Fluid Management Flashcards
Fluid distribution in compartments
EXTRACELLULAR:
5L in intravascular compartment
9L of interstitial fluid
INTRACELLULAR
28L in intracellular compartment (2/3)
Fluid rate of maintenance?
30ml/kg/hr
Na+ rate of maintenance?
1mmol/kg/day
K+ rate of maintenance?
1mmol/kg/day
Normaly urine output?
> 0.5ml/kg/hr
When should Hartmann’s solution be used?
Most physiological fluid so good for replacing plasma loss e.g GI losses or surgery
Not good for normal maintenance alone (due to Na overload and low K)
When should normal saline be used?
Less physiological than Hartmann’s but not than dextrose.
Risk: High Na load on kidneys. Hyperchloraemic acidosis risk, leading to renal vasocontriction
When should 5% dextrose be used?
Given instead of pure water to maintain initial osmolarity.
Glucose has no role. Used for maintenance to give water when needed with no electrolytes. Not used for replacement of plasma/blood loss as it is not physiological
When should colloids be used?
Given when you want to keep fluid in intravascular space, then creating an osmotic gradient.
Risk of anaphalaxis and renal failure
E.g. starches, gelatins and albumins
Example of crystalloids?
Saline
PlasmaLyte
Difference between crystalloids and colloids?
Crystalloids fluids such as normal saline typically have a balanced electrolyte composition and expand total extracellular volume. Crystalloids exert a significant hydrostatic effect on capillaries that may lead to extracellular fluid accumulation. This could lead to increased gastrointestinal wall edema, which may slow post-operative gastrointestinal recovery. It could also lead to significant pulmonary edema, especially in patients with underlying cardiac systolic dysfunction or renal disease. There is also a risk of hemodilution, which may occur with crystalloid administration.
Colloid solutions (broadly partitioned into synthetic fluids such as hetastarch and natural such as albumin) exert a high oncotic pressure and thus expand volume via oncotic drag. May (rarely) trigger an anaphylactic reaction.
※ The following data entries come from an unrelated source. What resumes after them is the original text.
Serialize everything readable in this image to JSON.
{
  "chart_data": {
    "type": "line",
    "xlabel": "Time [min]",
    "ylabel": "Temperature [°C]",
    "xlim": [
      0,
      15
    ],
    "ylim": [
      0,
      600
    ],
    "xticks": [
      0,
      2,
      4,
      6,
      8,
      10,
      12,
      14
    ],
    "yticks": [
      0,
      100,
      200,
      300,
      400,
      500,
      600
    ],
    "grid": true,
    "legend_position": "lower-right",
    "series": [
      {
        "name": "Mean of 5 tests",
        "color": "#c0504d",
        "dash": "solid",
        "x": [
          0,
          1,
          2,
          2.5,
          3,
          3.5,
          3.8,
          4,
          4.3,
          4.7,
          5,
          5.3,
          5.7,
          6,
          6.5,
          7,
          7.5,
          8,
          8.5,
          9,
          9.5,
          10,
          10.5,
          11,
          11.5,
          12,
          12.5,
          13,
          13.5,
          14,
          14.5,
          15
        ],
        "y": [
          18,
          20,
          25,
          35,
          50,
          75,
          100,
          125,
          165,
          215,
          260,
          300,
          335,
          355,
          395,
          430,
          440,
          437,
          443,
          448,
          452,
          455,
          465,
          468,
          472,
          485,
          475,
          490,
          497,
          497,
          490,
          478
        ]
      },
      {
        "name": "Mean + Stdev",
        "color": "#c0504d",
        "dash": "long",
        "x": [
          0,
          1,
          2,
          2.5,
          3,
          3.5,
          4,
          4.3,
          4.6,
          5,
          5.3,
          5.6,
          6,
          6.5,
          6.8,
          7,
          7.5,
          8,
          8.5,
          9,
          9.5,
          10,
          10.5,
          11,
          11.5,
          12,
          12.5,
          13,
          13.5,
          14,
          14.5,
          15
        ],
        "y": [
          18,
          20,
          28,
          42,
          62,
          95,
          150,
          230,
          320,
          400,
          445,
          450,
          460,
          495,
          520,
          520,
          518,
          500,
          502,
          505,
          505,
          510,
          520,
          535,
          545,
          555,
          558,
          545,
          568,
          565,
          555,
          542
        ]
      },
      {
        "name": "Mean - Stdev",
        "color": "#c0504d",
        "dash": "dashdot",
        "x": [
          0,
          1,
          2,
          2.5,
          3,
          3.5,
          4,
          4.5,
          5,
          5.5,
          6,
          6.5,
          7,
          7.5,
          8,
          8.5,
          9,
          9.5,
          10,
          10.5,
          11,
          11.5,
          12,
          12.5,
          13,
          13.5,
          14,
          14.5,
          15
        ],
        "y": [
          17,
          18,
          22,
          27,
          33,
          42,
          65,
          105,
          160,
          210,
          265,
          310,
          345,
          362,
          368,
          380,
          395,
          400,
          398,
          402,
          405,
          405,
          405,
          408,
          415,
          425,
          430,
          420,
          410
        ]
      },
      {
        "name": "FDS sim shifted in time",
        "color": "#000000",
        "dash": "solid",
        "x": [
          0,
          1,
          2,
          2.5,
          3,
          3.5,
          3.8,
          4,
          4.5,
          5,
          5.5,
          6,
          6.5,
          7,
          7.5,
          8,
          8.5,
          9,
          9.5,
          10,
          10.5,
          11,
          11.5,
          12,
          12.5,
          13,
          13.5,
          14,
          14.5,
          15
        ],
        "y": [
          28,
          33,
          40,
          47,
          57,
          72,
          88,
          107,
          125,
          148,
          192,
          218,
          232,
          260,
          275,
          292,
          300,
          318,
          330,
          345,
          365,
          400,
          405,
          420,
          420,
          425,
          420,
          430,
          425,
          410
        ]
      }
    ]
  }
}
While low dose colloids typically preserve hematocrit and coagulation factor levels, there is a risk of abnormal hemostasis occurring if too much colloid is administered, especially synthetic colloids. Of note crystalloids are significantly cheaper than colloids.
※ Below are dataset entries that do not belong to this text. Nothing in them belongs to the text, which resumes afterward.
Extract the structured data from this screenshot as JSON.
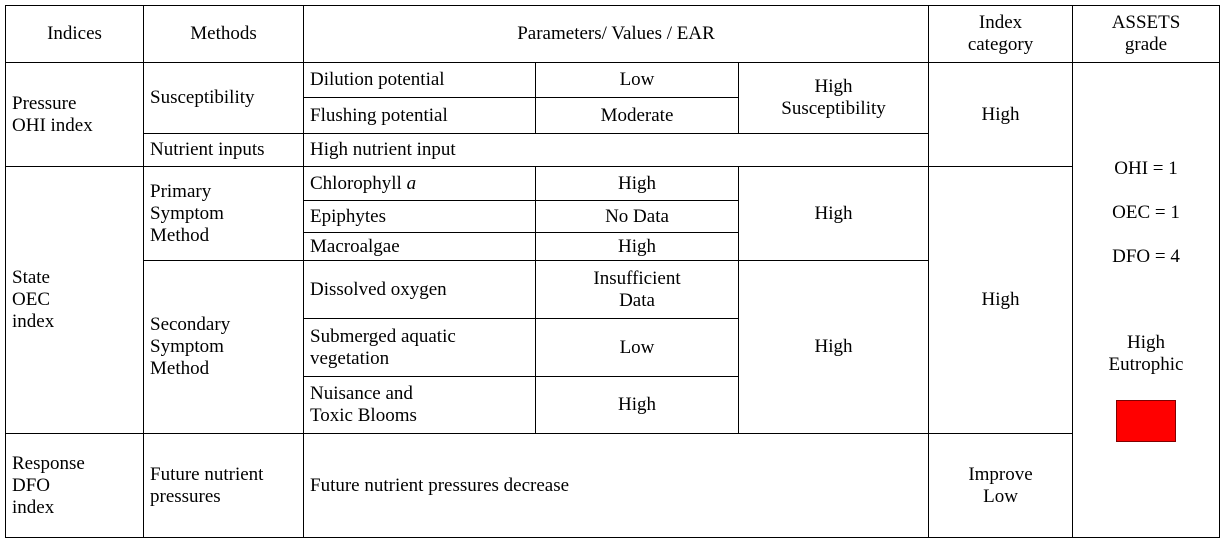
{
  "header": [
    "Indices",
    "Methods",
    "Parameters/ Values / EAR",
    "Index\ncategory",
    "ASSETS\ngrade"
  ],
  "pressure": {
    "index": "Pressure\nOHI index",
    "susceptibility": {
      "method": "Susceptibility",
      "params": [
        [
          "Dilution potential",
          "Low"
        ],
        [
          "Flushing potential",
          "Moderate"
        ]
      ],
      "result": "High\nSusceptibility"
    },
    "nutrient": {
      "method": "Nutrient inputs",
      "value": "High nutrient input"
    },
    "category": "High"
  },
  "state": {
    "index": "State\nOEC\nindex",
    "primary": {
      "method": "Primary\nSymptom\nMethod",
      "params": [
        [
          {
            "text": "Chlorophyll",
            "italic": "a"
          },
          "High"
        ],
        [
          "Epiphytes",
          "No Data"
        ],
        [
          "Macroalgae",
          "High"
        ]
      ],
      "result": "High"
    },
    "secondary": {
      "method": "Secondary\nSymptom\nMethod",
      "params": [
        [
          "Dissolved oxygen",
          "Insufficient\nData"
        ],
        [
          "Submerged aquatic\nvegetation",
          "Low"
        ],
        [
          "Nuisance and\nToxic Blooms",
          "High"
        ]
      ],
      "result": "High"
    },
    "category": "High"
  },
  "response": {
    "index": "Response\nDFO\nindex",
    "method": "Future nutrient\npressures",
    "value": "Future nutrient pressures decrease",
    "category": "Improve\nLow"
  },
  "grade": {
    "lines": [
      "OHI  = 1",
      "OEC = 1",
      "DFO = 4"
    ],
    "status": "High\nEutrophic"
  }
}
Only give maintenance fluids if…
patient cannot drink.
Oral/NG-tube fluids are safer
Traditional maintenance fluids regime?
NB. the traditional regime = “1 salty + 2 sweet”:
1L saline 0.9% + 20mmol potassium chloride (over 8 hours) 1L dextrose 5% + 20mmol potassium chloride (over 8 hours) 1L dextrose 5% + 20mmol potassium chloride (over 8 hours)
In extracellular fluid loss, provide what replacement fluids?
Extracellular fluid (e.g. D&V, NG aspirates, stomas, burns, pancreatitis): should be replaced by a fluid similar to extracellular fluid – which is similar to plasma (e.g. Hartmann’s solution, or saline if Hartmann’s solution not available). But note, if a patient needs a lot of sodium-rich fluid resus, Hartmann’s solution is preferred to normal saline because it contains less chloride (too much chloride causes a hyperchloraemic acidosis).
In dehydration, provide what replacement fluids?
Normal dehydration (e.g. pyrexia, poor intake): should be replaced by normal maintenance fluids (e.g. dextrose-saline).